On the optimization of mixing for shear-sensitive materials

Microfluidic mixing could have a major impact on medical applications involving the treatment of biological fluids. In these applications, high shear stresses induced by mixing can damage shear-sensitive components such as red blood cells, DNA or microbial cultivations. Further damages can be produced by mixing over long periods of time or by turbulence. Hence, these applications require a mixing device able to induce a desired level of homogeneity in the shortest time possible for a given value of energy while maintaining shear stresses below a given threshold. In this study, we address the conceptual challenge of designing such a device by studying the optimization of mixing in an idealized advective-diffusive model derived from the sine flow. In our model, a concentration field is stirred iteratively by blinking orthogonal velocity fields whose profiles, represented by a truncated Fourier series, are optimized at each blinking time.
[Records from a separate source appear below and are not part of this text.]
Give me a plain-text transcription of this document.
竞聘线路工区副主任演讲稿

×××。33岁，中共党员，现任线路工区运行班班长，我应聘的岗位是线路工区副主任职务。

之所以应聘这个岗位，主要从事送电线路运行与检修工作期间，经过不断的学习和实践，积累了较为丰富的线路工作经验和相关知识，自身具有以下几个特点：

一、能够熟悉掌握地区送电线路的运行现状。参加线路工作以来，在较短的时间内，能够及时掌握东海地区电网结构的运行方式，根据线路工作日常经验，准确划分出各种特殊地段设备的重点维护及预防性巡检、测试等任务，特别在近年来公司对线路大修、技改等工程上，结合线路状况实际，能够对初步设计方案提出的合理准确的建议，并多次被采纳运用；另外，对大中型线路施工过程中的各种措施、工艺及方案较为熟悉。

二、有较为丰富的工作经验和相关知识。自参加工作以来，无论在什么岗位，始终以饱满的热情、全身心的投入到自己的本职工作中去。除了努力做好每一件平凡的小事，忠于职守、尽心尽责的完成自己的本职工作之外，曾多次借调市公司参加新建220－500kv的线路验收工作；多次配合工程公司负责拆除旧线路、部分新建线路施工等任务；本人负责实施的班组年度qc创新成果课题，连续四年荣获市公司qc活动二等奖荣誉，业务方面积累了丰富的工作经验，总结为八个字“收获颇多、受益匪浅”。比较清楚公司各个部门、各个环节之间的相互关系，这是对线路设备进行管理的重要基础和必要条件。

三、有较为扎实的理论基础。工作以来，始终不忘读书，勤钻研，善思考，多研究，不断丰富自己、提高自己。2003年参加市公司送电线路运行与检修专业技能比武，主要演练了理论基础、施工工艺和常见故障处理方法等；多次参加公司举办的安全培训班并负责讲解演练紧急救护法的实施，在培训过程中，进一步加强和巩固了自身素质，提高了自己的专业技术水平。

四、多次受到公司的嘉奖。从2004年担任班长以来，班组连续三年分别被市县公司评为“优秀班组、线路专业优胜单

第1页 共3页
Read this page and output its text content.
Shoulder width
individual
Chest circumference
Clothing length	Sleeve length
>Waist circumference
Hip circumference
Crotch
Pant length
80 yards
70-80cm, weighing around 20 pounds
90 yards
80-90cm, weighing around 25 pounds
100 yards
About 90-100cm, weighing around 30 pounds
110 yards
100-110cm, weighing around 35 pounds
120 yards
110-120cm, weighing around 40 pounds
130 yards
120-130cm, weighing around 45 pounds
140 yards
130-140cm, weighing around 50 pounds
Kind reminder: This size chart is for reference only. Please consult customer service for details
These velocity profiles are the solution of a constrained optimization problem which maximizes the efficiency of the mixer for a given value of the operating kinetic energy while satisfying a shear stress constraint. We establish the domain of operability of the mixer and quantify its mixing efficiency for a range of values of the operating kinetic energy and shear stress. We show that for a given kinetic energy the optimized flow can be substantially more mixing efficient than the periodic sine flow while satisfying the shear stress constraint.